Yapay zekayı ayrıştırma sorunu

ABD’nin Çin’deki yatırımları, jeopolitik rekabetin yoğunlaşmasıyla birlikte son yıllarda yavaşladı. Rhodium Group’a göre, ABD’nin Çin’e yaptığı doğrudan yatırım geçen yıl 8,2 milyar dolarla son 20 yılın en düşük seviyesine inerken, ABD’nin girişim sermayesi yatırımı da geçen yıl 1,3 milyar dolarla son 10 yılın en düşük seviyesine indi.

Bu yatırımların ne kadarının hedeflenen sektörlere gittiği belli değil. Georgetown Üniversitesi araştırmacıları tarafından hazırlanan bir rapor, ABD’li yatırımcıların 2015-2021 yılları arasında Çinli yapay zeka şirketlerinde 401 işlem gerçekleştirdiğini ve bu süre zarfında yalnızca Amerikalı yatırımcılardan gelen yatırımların 7,45 milyar dolar olduğunu ortaya koydu.
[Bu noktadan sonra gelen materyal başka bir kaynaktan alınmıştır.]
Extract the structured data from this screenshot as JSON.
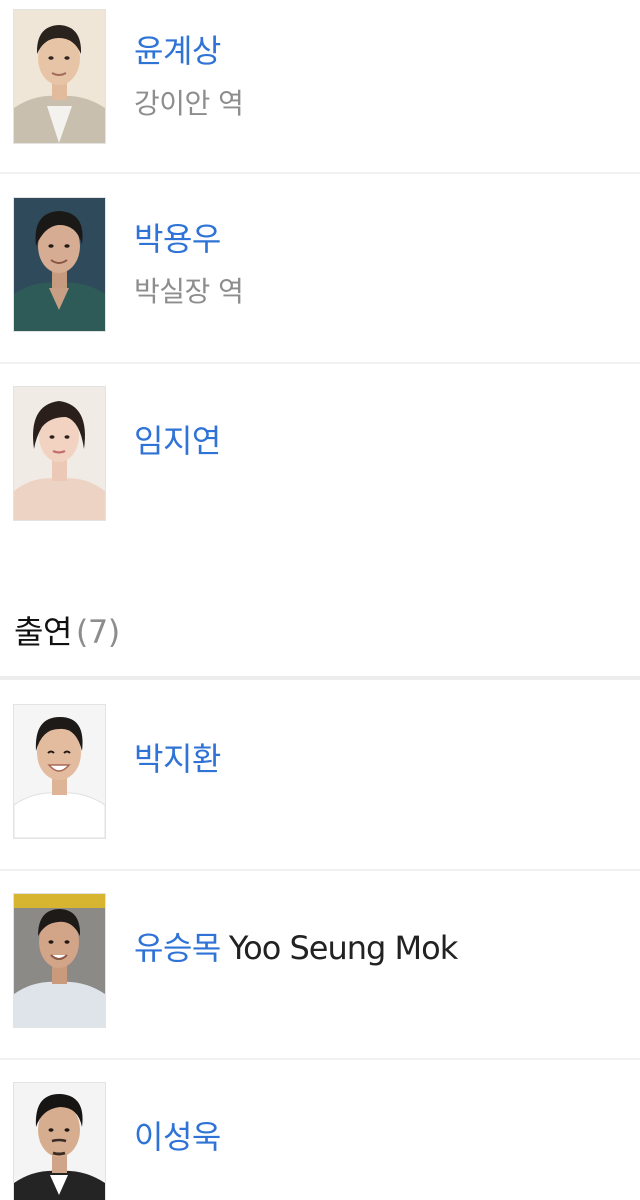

Görüşmelere aşina olan kişilere göre, Biden yönetimi yetkilileri, başkanlık emrini hazırlarken, öncelikle ulusal güvenlik riski oluşturan yapay zeka biçimlerini, günlük ticari amaçlar için yaygın olarak kullanılan diğerlerinden nasıl ayırt edecekleri konusunda kararsızlığa düştüler. 

Özel sermaye şirketleri Çin’den çıkıyor

Yeni sermaye kontrolleri, yayınlanmalarından önce bile ABD’li yatırımcıların davranışlarını yeniden şekillendirmeye başladı. Girişim sermayesi fonu Sequoia Capital, Washington’daki ısrarlı incelemelerin ardından bu yılın başlarında Çin’deki işlerini ana şirketten ayırdı. Diğer firmalar da yeni kuralları beklerken Çin’deki işlemlerini yavaşlattı ya da durdurdu. Washington’daki lobiler, Biden yönetiminin bir yıldan fazla bir süredir üzerinde çalıştığı kuralların kapsamını daraltmaya çalışıyor.

Müzakerelere aşina olan kişilere göre, Biden yönetimi içinde, Hazine ve Ticaret departmanlarından yetkililer başarılı bir şekilde başkanlık emrinin kapsamını sınırlamaya çalıştılar. Tarihsel olarak Çin’e yapılan ABD yatırımlarını kısıtlamak yerine daha fazla yatırım yapılmasını savunan Hazine yetkilileri, uygulanması zor olabilecek bir dizi kural yaratmaktan endişe ediyordu. Ayrıca Hazine yetkilileri, ABD’den giden birçok yatırım akışını korumak istediler ve kuralların özellikle ulusal güvenlik açısından hassas teknolojilere yönelik olması için baskı yaptılar.

ABD ayrıca Avrupa ve Asya’daki müttefiklerini de Çin’e yatırımı kısıtlamak için benzer adımlar atmaya zorluyor ve firmaların parayı örneğin Londra ya da Tokyo üzerinden yönlendirmesini engellemeyi umuyor.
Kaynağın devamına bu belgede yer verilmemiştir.